Il est bien tard, mais le pire n’est pas encore certain pour l’Europe. Gérard Dussouy propose un changement radical d’orientation. Il ne retient pas la solution d’une simple confédération d’Etats. Cette piste, dite souvent celle des « Etats-Unis d’Europe », est sans doute suffisante quand un Etat ou un groupe d’Etats est assuré de ses frontières, de la cohésion de ses peuples, de son identité, de son unité historique. C’est le cas des Etats-Unis d’Amérique. Mais cette piste est complétement inadaptée à la situation actuelle de l’Europe. Notre Europe est menacée de disparition en tant que civilisation, ses peuples eux-mêmes ne sont pas à l’abri d’une extinction. Faiblesse démographique et fatigue du sens se conjuguent. L’auteur propose ainsi un Etat européen, bien entendu fédéral, et assis sur des Etats eux-mêmes régionalisés, voire fédéraux. La France serait ainsi redécoupée en une quinzaine de grandes régions toutes suffisamment importantes pour avoir une certaine viabilité économique et pour éviter la main-mise de Paris et sa région. Le localisme s’articulerait ainsi avec un grand espace européen autocentré (André Grjebine). Ceci irait bien sûr avec le rétablissement d’une préférence économique européenne abandonnée à Maastricht en 1992. L’immigration extra-européenne devrait être totalement et définitivement arrêtée afin de limiter la fragmentation ethnique déjà à l’œuvre. L’économie devrait être réorientée vers une économie productive, en tournant le dos, notamment en France, à la création excessive d’emplois publics par les collectivités territoriales dont le nombre de niveaux (communes, communautés de communes, départements, régions) est à l’évidence trop important. L’auteur réhabilite aussi la notion de sécurité sociétale (Ecole de Copenhague avec Charles-Philippe David) qui insiste sur le fait qu’une société « est définie par son identité et que celle-ci s’exprime en termes culturels. » C’est cette exigence qui est à l’origine de ce que Dominique Reynié a appelé « populisme patrimonial » c’est-à-dire la revendication de rester soi-même dans son style de vie.

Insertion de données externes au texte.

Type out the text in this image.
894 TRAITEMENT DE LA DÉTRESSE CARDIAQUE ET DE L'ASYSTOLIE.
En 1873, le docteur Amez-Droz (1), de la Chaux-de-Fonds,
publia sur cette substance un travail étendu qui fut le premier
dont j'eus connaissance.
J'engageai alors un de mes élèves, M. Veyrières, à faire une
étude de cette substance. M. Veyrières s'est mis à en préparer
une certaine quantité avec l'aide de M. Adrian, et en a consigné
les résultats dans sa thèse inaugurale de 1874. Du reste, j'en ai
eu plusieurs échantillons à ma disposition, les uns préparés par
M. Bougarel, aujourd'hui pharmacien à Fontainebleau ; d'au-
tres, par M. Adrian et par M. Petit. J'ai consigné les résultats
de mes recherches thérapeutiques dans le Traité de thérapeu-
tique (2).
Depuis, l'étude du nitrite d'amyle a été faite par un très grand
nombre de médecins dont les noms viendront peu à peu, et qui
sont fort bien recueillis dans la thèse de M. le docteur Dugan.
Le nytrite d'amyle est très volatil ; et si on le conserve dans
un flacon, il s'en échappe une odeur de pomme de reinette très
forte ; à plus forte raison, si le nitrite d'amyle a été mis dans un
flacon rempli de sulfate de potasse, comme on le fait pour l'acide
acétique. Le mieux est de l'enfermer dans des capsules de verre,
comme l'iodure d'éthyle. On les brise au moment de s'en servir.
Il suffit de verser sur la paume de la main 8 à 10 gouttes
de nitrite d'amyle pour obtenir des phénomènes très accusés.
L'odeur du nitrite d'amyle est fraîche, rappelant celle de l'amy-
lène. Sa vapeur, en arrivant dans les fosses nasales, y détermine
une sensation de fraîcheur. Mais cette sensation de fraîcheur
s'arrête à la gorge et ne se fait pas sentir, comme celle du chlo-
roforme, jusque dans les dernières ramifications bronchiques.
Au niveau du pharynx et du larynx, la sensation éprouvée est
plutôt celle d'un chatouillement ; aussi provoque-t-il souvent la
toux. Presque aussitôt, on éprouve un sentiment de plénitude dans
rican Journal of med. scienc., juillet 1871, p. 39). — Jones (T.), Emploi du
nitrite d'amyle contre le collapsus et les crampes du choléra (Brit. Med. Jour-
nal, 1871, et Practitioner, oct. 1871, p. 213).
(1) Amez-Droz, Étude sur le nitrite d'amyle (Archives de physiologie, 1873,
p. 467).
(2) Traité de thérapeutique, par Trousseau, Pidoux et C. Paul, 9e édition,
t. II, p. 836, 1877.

« L’essor des phénomènes migratoires va exacerber les réflexes communautaristes, aussi bien parmi les populations d’accueil que parmi les populations immigrées. »
Au rebours d’Emmanuel Kant et de Hegel, les intellectuels en vogue ont dépassé l’anxiété cartésienne, qui est l’écart perçu entre le monde et sa compréhension, mais par le bas. Ces intellectuels ont expliqué que cette angoisse n’a plus lieu d’être car la marche du monde n’est faite que de contingence. Rien n’est explicable dans l’histoire, ce qui nous débarrasse d’un lourd fardeau. L’ennui c’est que rien n’est plus faux. Au contraire, Gérard Dussouy montre que l’histoire est un rapport de forces. Il faut savoir vouloir, et se donner les moyens de sa volonté. L’Europe n’est certes pas une nation, reconnait l’auteur. Mais elle est une civilisation, une façon d’être au monde. Elle peut donc être le creuset d’un Etat européen. Il faut pour cela un saut qualitatif : non une Europe des Etats (soit une addition d’impuissances) mais des transferts de souveraineté à un Etat européen. Il faut pour cela cultiver un « patriotisme géographique » (Jean-Marc Ferry), tout autre que le « patriotisme constitutionnel » cher à Jürgen Habermas. Ce patriotisme européen à naître, c’est peut-être la présence d’une statue de Roland de Roncevaux à Riga qui en donne le signal. Puisse cet exemple être contagieux et éveiller l’âme des peuples européens.
Pierre Le Vigan
Source : metamag.fr
29/04/2013
Gérard Dussouy, Contre l’Europe de Bruxelles. Fonder un État européen, préface de Dominique Venner, Tatamis, 2013, 188 p.